En me promenant dans les rues de cette ville inconnue, je m'étais arrêtée devant la façade de cette librairie. Des moulures en bois vieilli ornaient les vitres de part et d'autre de la porte d'entrée recouverte d'une peinture bleue écaillée. De l'extérieur, je percevais cette lumière chaleureuse et je me décidais à entrer. Laporte franchie, une odeur de vieux livres m'envahissait, les hauts plafonds me donnaient l'impression de respirer à nouveau et la douce voix de Mary finissait de m'accueillir. Je me baladais alors dans les allées laissant mes doigts glisser sur la tranche des livres se tenant droits et fiers sur leurs étagères.

Je rejoignais finalement Mary, dans l'espoir de trouver un livre précis .Lorsqu'elle me l'apporta, je ne pus m'empêcher de l'ouvrir sur son long comptoir en bois. En lisant, mes larmes coulaient. Sans le savoir, Mary m'avait offert la joie de relire les mots qui avaient bercés mon enfance, ceux avec lesquels ma mère m'avait appris sa langue.

De l'autre côté de son comptoir, je revois le visage de Mary contrariée de me voir pleurer. En relevant mon regard, je la gratifiais d'un sourire reconnaissant. De sa main, elle avait essuyé ma joue et sans m'en rendre compte je lui contais une partie de mon histoire.

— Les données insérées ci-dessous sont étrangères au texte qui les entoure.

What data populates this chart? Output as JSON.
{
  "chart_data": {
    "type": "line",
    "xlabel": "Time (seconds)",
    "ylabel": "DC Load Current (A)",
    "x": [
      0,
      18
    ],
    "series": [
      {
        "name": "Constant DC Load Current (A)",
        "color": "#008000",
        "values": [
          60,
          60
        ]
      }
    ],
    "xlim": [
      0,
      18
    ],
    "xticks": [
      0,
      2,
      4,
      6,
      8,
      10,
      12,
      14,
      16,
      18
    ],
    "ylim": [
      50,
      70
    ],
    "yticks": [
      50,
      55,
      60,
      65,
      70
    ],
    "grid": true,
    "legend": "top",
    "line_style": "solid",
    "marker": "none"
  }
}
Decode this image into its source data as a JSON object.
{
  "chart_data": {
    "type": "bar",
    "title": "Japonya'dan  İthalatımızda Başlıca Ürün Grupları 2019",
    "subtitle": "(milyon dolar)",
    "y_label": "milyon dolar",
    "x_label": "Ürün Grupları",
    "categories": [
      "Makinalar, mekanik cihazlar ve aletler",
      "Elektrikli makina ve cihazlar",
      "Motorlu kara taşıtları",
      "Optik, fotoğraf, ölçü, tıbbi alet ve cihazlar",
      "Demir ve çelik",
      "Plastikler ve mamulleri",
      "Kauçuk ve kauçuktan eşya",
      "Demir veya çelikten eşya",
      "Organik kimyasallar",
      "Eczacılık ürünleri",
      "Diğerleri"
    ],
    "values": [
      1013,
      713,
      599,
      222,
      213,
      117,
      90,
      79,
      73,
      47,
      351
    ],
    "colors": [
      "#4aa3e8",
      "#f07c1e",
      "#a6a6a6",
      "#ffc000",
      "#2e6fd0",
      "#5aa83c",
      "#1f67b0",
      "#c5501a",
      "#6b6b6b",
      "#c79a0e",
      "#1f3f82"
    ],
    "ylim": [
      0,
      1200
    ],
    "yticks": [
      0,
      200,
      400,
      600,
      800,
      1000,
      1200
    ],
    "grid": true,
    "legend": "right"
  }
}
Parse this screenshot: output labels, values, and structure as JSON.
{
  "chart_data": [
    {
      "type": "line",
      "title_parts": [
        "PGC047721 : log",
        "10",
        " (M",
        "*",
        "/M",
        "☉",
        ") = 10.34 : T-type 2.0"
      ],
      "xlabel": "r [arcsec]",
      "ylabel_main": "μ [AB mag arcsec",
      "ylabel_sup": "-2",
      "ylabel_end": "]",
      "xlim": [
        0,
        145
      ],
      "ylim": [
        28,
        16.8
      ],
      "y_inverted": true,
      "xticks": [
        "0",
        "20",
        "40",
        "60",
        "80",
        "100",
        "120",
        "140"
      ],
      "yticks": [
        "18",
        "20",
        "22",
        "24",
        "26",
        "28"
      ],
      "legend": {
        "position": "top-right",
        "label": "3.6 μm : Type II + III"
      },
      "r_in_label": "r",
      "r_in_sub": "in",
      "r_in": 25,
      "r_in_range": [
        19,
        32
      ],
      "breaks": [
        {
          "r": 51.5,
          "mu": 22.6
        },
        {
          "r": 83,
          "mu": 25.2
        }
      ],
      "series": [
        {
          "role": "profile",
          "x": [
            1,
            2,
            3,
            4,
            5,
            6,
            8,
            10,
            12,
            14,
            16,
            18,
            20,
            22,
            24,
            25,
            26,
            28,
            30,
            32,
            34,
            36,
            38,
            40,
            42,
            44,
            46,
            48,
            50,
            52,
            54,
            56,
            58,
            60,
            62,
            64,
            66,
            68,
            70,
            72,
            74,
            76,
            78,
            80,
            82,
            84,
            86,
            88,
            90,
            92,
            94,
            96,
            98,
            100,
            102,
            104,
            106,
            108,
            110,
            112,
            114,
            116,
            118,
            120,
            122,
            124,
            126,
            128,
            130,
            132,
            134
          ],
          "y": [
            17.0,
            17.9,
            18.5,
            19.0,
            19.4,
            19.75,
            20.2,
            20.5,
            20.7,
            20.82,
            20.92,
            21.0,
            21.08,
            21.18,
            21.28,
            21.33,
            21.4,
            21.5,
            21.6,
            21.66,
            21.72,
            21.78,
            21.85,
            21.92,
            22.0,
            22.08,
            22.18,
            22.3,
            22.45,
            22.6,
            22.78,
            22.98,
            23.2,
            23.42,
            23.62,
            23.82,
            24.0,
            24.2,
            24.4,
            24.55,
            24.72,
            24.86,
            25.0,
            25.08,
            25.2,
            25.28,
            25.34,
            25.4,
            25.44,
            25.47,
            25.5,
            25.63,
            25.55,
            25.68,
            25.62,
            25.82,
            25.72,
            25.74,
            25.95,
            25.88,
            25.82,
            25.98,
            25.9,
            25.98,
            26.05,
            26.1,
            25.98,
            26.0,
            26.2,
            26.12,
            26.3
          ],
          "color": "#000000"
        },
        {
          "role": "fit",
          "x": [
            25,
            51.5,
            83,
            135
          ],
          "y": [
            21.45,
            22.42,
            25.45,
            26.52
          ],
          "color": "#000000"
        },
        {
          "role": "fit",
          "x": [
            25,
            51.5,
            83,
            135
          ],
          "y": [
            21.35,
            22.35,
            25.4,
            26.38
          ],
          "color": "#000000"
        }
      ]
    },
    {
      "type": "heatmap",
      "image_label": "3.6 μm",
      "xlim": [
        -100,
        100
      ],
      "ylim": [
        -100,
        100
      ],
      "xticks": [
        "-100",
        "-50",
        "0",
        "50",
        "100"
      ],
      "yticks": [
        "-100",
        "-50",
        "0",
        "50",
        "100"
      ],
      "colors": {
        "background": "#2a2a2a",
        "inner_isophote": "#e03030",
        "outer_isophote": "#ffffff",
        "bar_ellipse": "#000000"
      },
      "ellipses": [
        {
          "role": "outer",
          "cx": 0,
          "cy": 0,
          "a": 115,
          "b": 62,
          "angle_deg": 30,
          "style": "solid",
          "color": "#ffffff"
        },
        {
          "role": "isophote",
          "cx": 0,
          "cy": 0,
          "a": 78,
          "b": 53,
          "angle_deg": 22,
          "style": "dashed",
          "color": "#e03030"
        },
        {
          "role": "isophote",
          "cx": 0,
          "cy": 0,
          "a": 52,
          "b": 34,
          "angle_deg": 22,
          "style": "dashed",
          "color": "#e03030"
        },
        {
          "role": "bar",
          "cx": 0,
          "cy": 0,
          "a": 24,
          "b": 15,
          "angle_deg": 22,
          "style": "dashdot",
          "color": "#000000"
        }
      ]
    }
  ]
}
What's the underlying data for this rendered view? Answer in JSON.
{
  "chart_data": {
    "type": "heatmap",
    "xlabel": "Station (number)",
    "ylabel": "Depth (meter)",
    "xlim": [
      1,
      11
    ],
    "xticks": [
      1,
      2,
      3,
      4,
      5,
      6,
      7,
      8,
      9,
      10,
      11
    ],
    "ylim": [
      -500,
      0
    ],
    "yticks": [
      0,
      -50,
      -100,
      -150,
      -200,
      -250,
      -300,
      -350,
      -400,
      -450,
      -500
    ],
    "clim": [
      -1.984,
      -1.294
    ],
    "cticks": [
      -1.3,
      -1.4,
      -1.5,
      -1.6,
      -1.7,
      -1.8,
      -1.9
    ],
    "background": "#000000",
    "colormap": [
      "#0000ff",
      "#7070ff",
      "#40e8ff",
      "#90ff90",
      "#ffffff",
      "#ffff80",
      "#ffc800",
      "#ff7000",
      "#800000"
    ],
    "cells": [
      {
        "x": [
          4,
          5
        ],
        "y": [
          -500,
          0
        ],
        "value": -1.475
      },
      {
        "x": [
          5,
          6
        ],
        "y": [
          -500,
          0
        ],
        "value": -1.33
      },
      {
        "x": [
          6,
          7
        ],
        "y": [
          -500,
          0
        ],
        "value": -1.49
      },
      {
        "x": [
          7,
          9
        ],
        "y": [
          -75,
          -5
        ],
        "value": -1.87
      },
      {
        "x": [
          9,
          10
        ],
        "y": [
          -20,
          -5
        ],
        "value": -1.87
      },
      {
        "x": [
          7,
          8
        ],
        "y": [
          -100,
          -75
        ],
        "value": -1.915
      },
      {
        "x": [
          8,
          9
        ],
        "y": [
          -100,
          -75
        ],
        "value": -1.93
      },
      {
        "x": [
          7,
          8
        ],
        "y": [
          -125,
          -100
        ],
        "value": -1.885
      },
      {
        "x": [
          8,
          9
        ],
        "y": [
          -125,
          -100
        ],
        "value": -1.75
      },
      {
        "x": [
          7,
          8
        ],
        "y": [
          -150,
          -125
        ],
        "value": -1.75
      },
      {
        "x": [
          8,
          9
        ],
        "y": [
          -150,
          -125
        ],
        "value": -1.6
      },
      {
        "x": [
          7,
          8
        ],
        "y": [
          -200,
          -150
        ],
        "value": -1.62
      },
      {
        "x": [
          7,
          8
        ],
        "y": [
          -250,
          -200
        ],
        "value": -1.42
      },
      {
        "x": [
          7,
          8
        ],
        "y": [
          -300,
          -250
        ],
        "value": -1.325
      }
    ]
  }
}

Quatre ans plus tard, je suis toujours là, à m'éblouir de la beauté du lieu qui m'a vu renaître et me retourne vers Mary émue par ce souvenir. Les lunettes au bout du nez, elle se concentre sur la quatrième de couverture d'un nouveau roman que ni elle, ni moi n'avons pris le temps de le lire. Je m'approche du comptoir en bois pour m'y accouder et Mary relève alors son visage vers moi.

- Il faut absolument que je le lise avant vendredi soir. Au fait, on fermera aux clients l'après-midi pour que le traiteur et la fleuriste puissent s'installer tranquillement.

J'acquiesce d'un simple mouvement de tête. Vendredi, un célèbre auteur viendra faire une lecture à la librairie, ce genre d'évènement nous fait une bonne publicité, même si je ne suis pas friande de ces soirées souvent trop prétentieuses à mon goût.


La boutique fermée, je rentre à pied comme à mon habitude. J'aime me vider l'esprit en regardant la ville s'éteindre doucement, observer les sourires des passants heureux et pressés de regagner leur foyer.

J'arrive devant mon immeuble de briques rouges et monte les quelques marches pour atteindre la porte principale que je franchis non sans difficulté. Avant d'arriver devant celle de mon appartement, je croise mon voisin qui descend les escaliers et le salue poliment. J'insère ma clé et me retrouve dans mon cocon, je retire ma veste et me débarrasse de mes bottines en jetant mon trousseau de clés sur la console de l'entrée.


Je lance "Partons d'ici" de Feather Drug, un pianiste français méconnu, m'installe sur mon canapé et allume une cigarette. La fumée s'échappe mes lèvres, mes doigts pianotent au rythme des envolées sur ma cuisse, laissant mon esprit s'abandonner à cette douce mélodie.